Ariens makes a pretty good lawnmower, but I personally like Snapper better just because it's a simpler design that's a little easier to work on.


----------



## Scott15 (Nov 11, 2004)

roperdude said to shut the f up.


----------



## bbnissan (Nov 7, 2004)

Why? is he to chicken to say it to me?


----------



## scrench (Dec 8, 2004)

Scott15 said:


> has anybody used them? i am interested in buying one. Is snapper better than ariens or the other way around?
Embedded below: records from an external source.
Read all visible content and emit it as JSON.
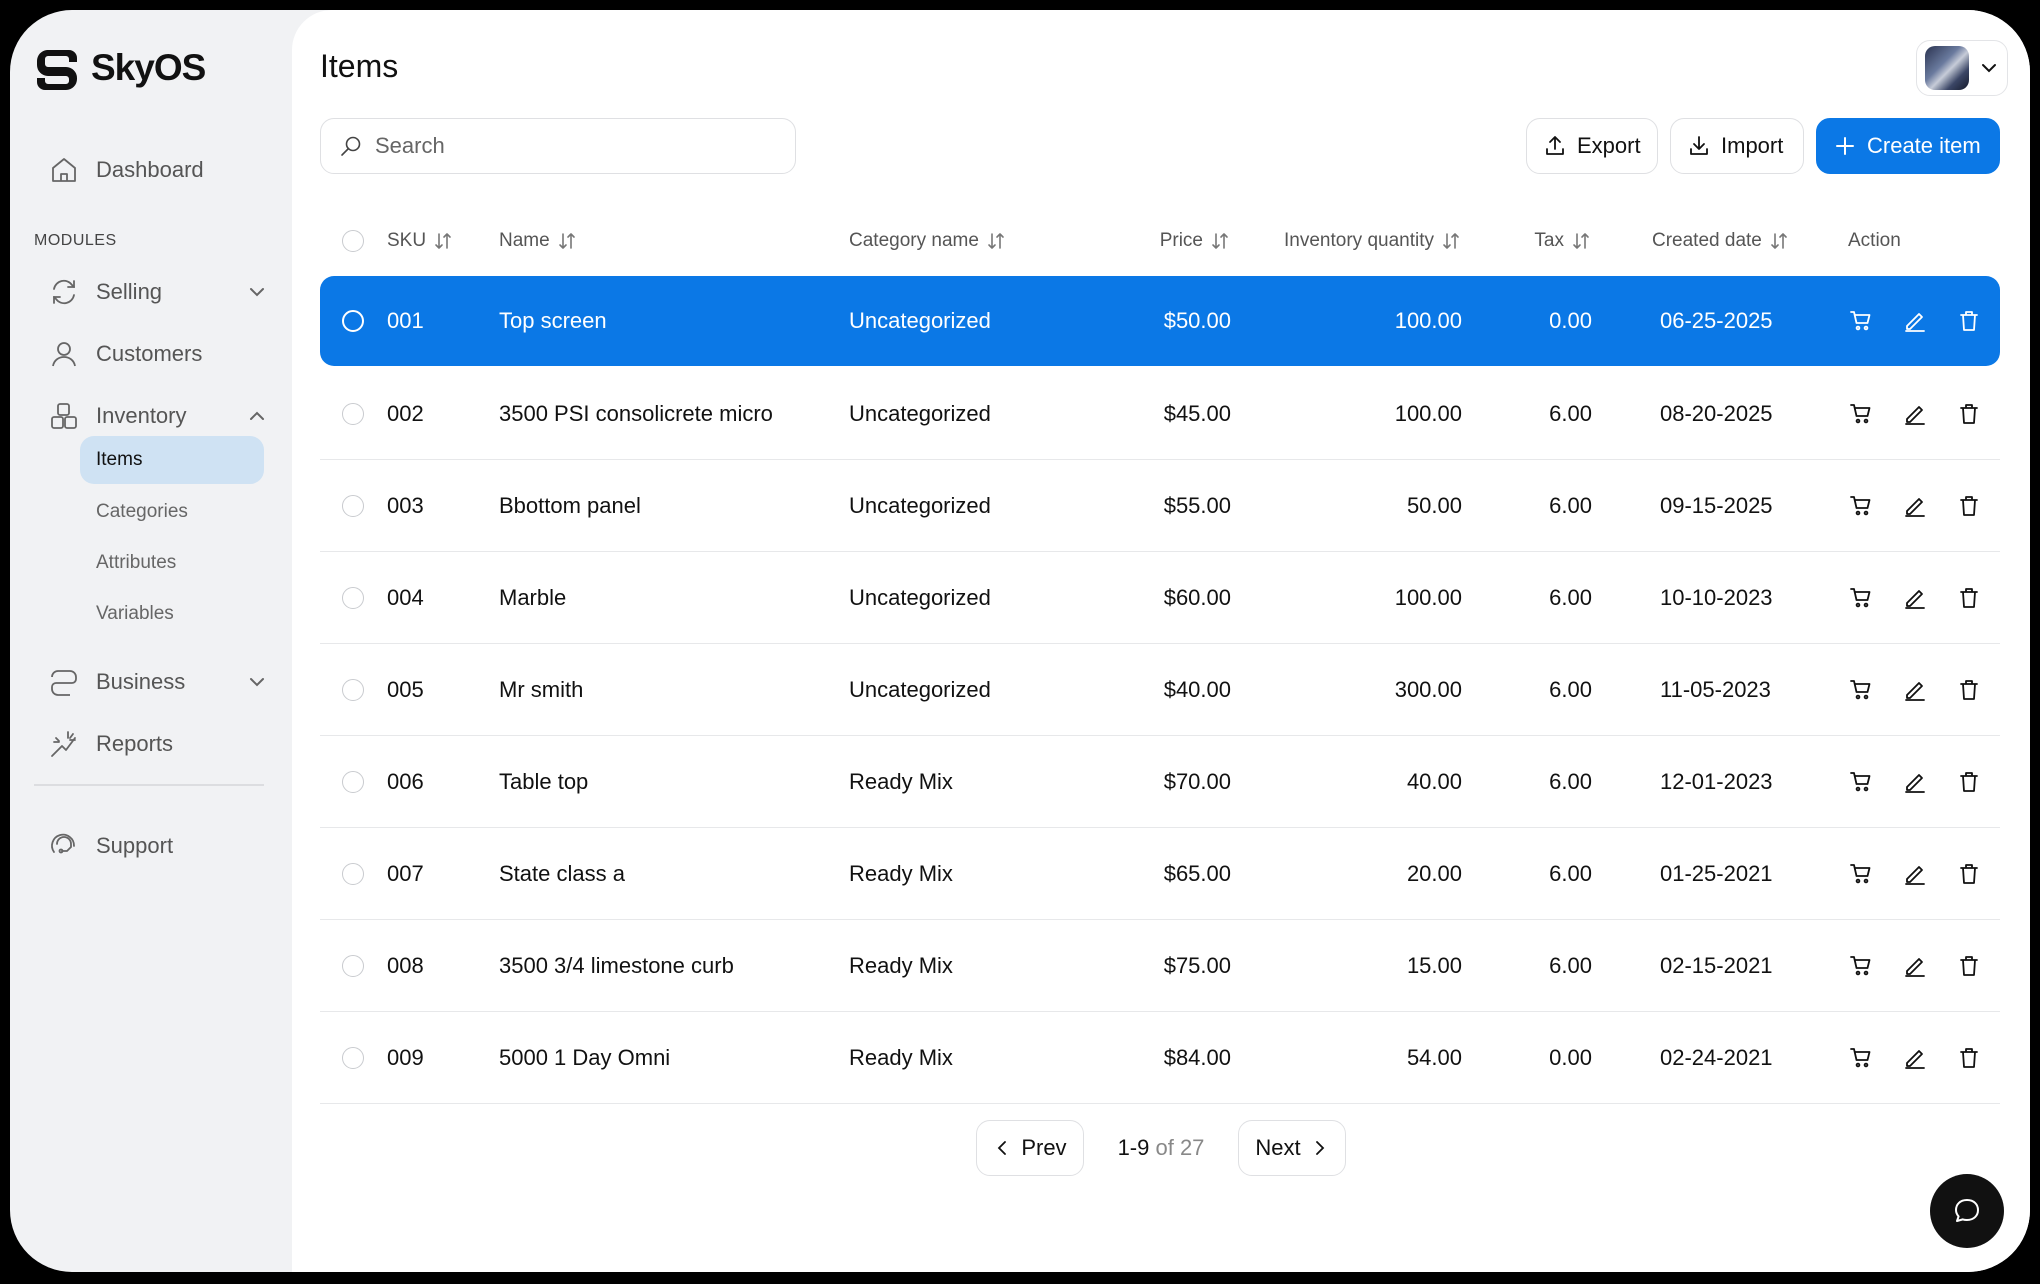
{
  "brand": {
    "name": "SkyOS"
  },
  "sidebar": {
    "dashboard": "Dashboard",
    "section_label": "MODULES",
    "selling": "Selling",
    "customers": "Customers",
    "inventory": "Inventory",
    "inventory_items": [
      "Items",
      "Categories",
      "Attributes",
      "Variables"
    ],
    "business": "Business",
    "reports": "Reports",
    "support": "Support"
  },
  "header": {
    "title": "Items"
  },
  "toolbar": {
    "search_placeholder": "Search",
    "export_label": "Export",
    "import_label": "Import",
    "create_label": "Create item"
  },
  "table": {
    "columns": [
      "SKU",
      "Name",
      "Category name",
      "Price",
      "Inventory quantity",
      "Tax",
      "Created date",
      "Action"
    ],
    "selected_row_index": 0,
    "rows": [
      {
        "sku": "001",
        "name": "Top screen",
        "category": "Uncategorized",
        "price": "$50.00",
        "inventory": "100.00",
        "tax": "0.00",
        "created": "06-25-2025"
      },
      {
        "sku": "002",
        "name": "3500 PSI consolicrete micro",
        "category": "Uncategorized",
        "price": "$45.00",
        "inventory": "100.00",
        "tax": "6.00",
        "created": "08-20-2025"
      },
      {
        "sku": "003",
        "name": "Bbottom panel",
        "category": "Uncategorized",
        "price": "$55.00",
        "inventory": "50.00",
        "tax": "6.00",
        "created": "09-15-2025"
      },
      {
        "sku": "004",
        "name": "Marble",
        "category": "Uncategorized",
        "price": "$60.00",
        "inventory": "100.00",
        "tax": "6.00",
        "created": "10-10-2023"
      },
      {
        "sku": "005",
        "name": "Mr smith",
        "category": "Uncategorized",
        "price": "$40.00",
        "inventory": "300.00",
        "tax": "6.00",
        "created": "11-05-2023"
      },
      {
        "sku": "006",
        "name": "Table top",
        "category": "Ready Mix",
        "price": "$70.00",
        "inventory": "40.00",
        "tax": "6.00",
        "created": "12-01-2023"
      },
      {
        "sku": "007",
        "name": "State class a",
        "category": "Ready Mix",
        "price": "$65.00",
        "inventory": "20.00",
        "tax": "6.00",
        "created": "01-25-2021"
      },
      {
        "sku": "008",
        "name": "3500 3/4 limestone curb",
        "category": "Ready Mix",
        "price": "$75.00",
        "inventory": "15.00",
        "tax": "6.00",
        "created": "02-15-2021"
      },
      {
        "sku": "009",
        "name": "5000 1 Day Omni",
        "category": "Ready Mix",
        "price": "$84.00",
        "inventory": "54.00",
        "tax": "0.00",
        "created": "02-24-2021"
      }
    ]
  },
  "pagination": {
    "prev": "Prev",
    "range": "1-9",
    "of_total": "of 27",
    "next": "Next"
  },
  "colors": {
    "accent": "#0b78e6",
    "active_nav": "#cfe2f3",
    "sidebar_bg": "#f1f2f4"
  }
}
ariens are ok , ilike snapper cause its easier for me to get parts for , but the ariens are good


----------



## bugman (Aug 12, 2004)

what's up with roper anyway scott. sounds like he's pissed or something.


----------



## snoman (Feb 13, 2004)

Ariens in my opinion are one of the better machines out there. The older ones can be bought for a resonable price and they work excellent. And since you guys do lots of rebuilds, this would be a snap for you to take care of.
It's my machine of choice.

snoman


----------



## roperdude91 (Nov 10, 2004)

bbnissan said:


> Why? is he to chicken to say it to me?


no my computer was just broken last night :drunk: :drunk: :drunk:


----------



## roperdude91 (Nov 10, 2004)

bugman said:


> what's up with roper anyway scott. sounds like he's pissed or something.


lol :dude:


----------



## Scott15 (Nov 11, 2004)

I want an ariens because they are easier to convert than a snapper. They both have the same disc drive and are easy to maintain. I am going to a dealer tomorrow to see if an ariens is what I want.


----------



## bugman (Aug 12, 2004)

pick one already ok snapper or ariens. hell get both.


----------



## Scott15 (Nov 11, 2004)

yes indeed!  when I can afford and need two mowers. :lol:


----------



## bbnissan (Nov 7, 2004)

I've got a Murray I will sell you :thumbsup: The motor has only been blown once


----------



## roperdude91 (Nov 10, 2004)

lol it is a good mower


----------



## Scott15 (Nov 11, 2004)

ariens. better than snapper.


----------



## bugman (Aug 12, 2004)

no ariens not better then snapper. simpler yes. pricier yes. good warranty yes. as good as snapper's warranty yes.


----------



## Scott15 (Nov 11, 2004)

Ariens are a little cheaper than a snapper. They are one of the only companies that is still family operated with morals and honesty. Snapper has gone down hill with all this buying out crap. The ariens is very easy to convert unlike the snapper. It comes with a 3 in 1 blade. I'm getting one!!!!!!!! Yeah!


----------



## bugman (Aug 12, 2004)

aw well do it then. but still there is other alternative's that are cheaper.


----------



## roperdude91 (Nov 10, 2004)

ya, ya dont need a 800 dollar mmower to get use out of it, my craftsman cost me 289 and came with the quantum i/c and i havent had any problems in 3 years


----------



## bugman (Aug 12, 2004)

mine was 300 something 22 inch 2 in 1 mulcher mower from sears, with the extra 3 year fix it or replace it warranty and a 6.0 quantum mxe i've not even had a problem yet. first pull starting. cut even and good.


----------



## bugman (Aug 12, 2004)

hell you could get a cheaper one with a briggs that mulches, bags and cuts evenly for less then 300 and it would last you a long time. check out sears for other options. buying expensive can still break down on you


----------



## roperdude91 (Nov 10, 2004)

like this:
http://www.sears.com/sr/javasr/product.do?BV_UseBVCookie=Yes&vertical=LAWN&pid=07137887000&subcat=Mowers%2C+Rear+Bag

or this:
http://www.murray.com/www/store/product.asp?mscssid=CHK0W7F879NH9NQCXDMFG1A33LMWA6S0&pfid=218950X92A&CYear=True

they will work just as good as an ariens, snapper, or toro proline which you said was yours in this thread on gardenweb:
http://forums2.gardenweb.com/forums/load/lmower/msg1022471629214.html?13

"MY proline"


----------



## Scott15 (Nov 11, 2004)

Thanks for bringing up that OLD stupid gardenweb thread :thumbsup:


----------